Nel complesso poi, scrive ancora il quotidiano inglese, la Svezia ha avuto “un tasso di mortalità per milione di quasi 1.350, molte volte superiore a quello dei suoi vicini nordici, ma inferiore rispetto a diversi paesi europei che hanno optato per i blocchi“. Significa che le restrizioni non fossero necessarie? No, ma questo dato indica alcuni elementi interessanti rispetto al contesto specifico.
Nel 2020 la Svezia ha avuto una mortalità superiore del 7,7% “rispetto alla media dei quattro anni precedenti, una cifra inferiore rispetto a 21 dei 30 paesi intervistati” da Eurostat. In Spagna e il Belgio, che hanno implementato restrizioni, lockdown e chiusure, questo dato è al 18,1% e 16,2%. C’è però da sottolineare che Stoccolma ha fatto ben peggio rispetto ai suoi vicini nordici: la Danimarca registra infatti solo l’1,5% di mortalità in eccesso e la Finlandia l’1,0%. Sorprendente la Norvegia, che “non ha registrato alcun eccesso di mortalità nel 2020”.
Da marzo 2020 a oggi – In un primo momento la Svezia aveva deciso di agire come il Regno Unito che, al contrario di quanto poi deciso da Stoccolma, ha fatto un importante inversione di marcia con lockdown plurimi e severi e una campagna di vaccinazione che è tra le più efficienti al mondo dopo Israele e Stati Uniti. La Svezia, invece – che non ha neanche raggiunto l’immunità di gregge, obiettivo declamato anche da Londra fino a quando Boris Johnson non è intervenuto con una stretta radicale la scorsa primavera – ha continuato sulla strada dei consigli e non delle restrizioni, arrivando sì a limitare il numero di persone per gli assembramenti, ma mai a chiudere le attività essenziali. Un modello che in Minnesota, scrive il New Yorker, alcuni gruppi di estrema destra hanno preso a modello e durante le proteste anti restrizioni sventolavano il cartello “Be Like Sweden”.
Il magazine americano riporta poi le considerazioni di Patrick Heuveline, docente di sociologia presso l’Università di Los Angeles che studia i tassi di mortalità pandemica. Spiega che rispetto a Italia, Spagna, Regno Unito e Belgio “in Svezia non è andata poi così male”, ma sottolinea che il confronto non va fatto con questi Paesi per Stoccolma, ma con i vicini nordici, sia per le abitudini dei suoi cittadini che per il contesto socio-culturale e la collocazione geografica.
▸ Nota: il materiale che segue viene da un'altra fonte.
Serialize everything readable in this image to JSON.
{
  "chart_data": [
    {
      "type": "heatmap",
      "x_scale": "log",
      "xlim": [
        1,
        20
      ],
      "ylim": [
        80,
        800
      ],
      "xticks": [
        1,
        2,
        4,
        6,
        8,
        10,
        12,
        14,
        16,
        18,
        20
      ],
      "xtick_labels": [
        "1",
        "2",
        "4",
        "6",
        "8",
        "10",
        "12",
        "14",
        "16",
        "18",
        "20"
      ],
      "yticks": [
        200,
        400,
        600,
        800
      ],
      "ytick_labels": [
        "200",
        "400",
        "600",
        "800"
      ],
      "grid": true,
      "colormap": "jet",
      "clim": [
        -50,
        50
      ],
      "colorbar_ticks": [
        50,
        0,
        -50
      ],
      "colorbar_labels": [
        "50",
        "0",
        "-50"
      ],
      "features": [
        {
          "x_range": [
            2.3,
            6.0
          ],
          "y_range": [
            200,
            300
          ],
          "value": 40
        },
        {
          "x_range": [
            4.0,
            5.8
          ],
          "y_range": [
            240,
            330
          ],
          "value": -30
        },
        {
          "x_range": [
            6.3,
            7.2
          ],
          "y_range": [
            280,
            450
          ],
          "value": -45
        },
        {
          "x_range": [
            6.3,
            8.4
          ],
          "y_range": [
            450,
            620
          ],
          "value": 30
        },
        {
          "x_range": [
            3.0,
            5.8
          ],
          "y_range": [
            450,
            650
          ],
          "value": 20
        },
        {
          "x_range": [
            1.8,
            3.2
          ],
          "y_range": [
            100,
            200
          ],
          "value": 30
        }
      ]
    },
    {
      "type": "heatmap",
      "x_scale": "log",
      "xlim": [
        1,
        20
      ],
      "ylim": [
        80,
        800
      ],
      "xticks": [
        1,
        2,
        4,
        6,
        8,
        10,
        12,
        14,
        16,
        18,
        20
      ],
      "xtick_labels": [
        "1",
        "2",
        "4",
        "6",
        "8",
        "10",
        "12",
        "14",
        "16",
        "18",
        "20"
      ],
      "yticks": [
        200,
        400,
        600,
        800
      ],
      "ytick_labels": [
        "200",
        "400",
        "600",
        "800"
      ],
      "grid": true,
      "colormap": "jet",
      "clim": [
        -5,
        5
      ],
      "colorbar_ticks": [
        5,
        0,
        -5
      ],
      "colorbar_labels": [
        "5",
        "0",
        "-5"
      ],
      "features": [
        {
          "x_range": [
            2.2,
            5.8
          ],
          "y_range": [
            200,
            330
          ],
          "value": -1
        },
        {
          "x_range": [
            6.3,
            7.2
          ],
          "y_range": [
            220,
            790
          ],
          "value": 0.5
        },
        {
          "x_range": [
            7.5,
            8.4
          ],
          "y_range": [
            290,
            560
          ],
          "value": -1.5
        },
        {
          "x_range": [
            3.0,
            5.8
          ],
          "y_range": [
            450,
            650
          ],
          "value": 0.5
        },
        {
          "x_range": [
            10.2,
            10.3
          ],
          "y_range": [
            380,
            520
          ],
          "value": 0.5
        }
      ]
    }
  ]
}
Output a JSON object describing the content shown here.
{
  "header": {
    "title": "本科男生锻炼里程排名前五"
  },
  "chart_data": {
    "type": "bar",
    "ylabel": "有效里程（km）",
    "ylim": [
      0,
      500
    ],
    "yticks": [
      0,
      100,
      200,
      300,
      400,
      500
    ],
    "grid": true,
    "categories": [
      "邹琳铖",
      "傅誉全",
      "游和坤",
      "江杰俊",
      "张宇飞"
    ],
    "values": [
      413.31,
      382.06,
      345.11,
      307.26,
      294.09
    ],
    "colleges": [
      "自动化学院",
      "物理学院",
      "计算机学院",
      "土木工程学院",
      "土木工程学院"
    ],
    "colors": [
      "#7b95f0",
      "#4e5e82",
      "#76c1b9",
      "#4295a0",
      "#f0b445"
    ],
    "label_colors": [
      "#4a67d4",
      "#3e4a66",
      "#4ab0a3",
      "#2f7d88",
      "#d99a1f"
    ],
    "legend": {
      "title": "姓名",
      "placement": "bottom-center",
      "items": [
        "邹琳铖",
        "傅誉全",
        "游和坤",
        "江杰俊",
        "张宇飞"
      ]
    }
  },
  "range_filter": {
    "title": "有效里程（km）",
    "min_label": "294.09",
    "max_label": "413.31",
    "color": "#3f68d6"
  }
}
Le prime infezioni in Svezia, infatti, “sono arrivate anche più tardi che in altre parti d’Europa” un elemento che ha permesso al governo di Stoccolma di avere “più tempo per avvertire i suoi cittadini della gravità del virus”. Per l’epidemiologo di Stato Anders Tegnell – l’uomo dietro tutte le decisioni prese durante la pandemia che nel tempo ha rivisto la sua posizione sulle mascherine ed è stato pesantemente criticato anche da medici e operatori sanitari per la mala gestione della crisi sanitaria – è troppo presto però per dare un giudizio sulle scelte svedesi ai tempi del coronavirus. “La pandemia non è finita. Si potrà giudicare più avanti, quando tutto sarà passato”.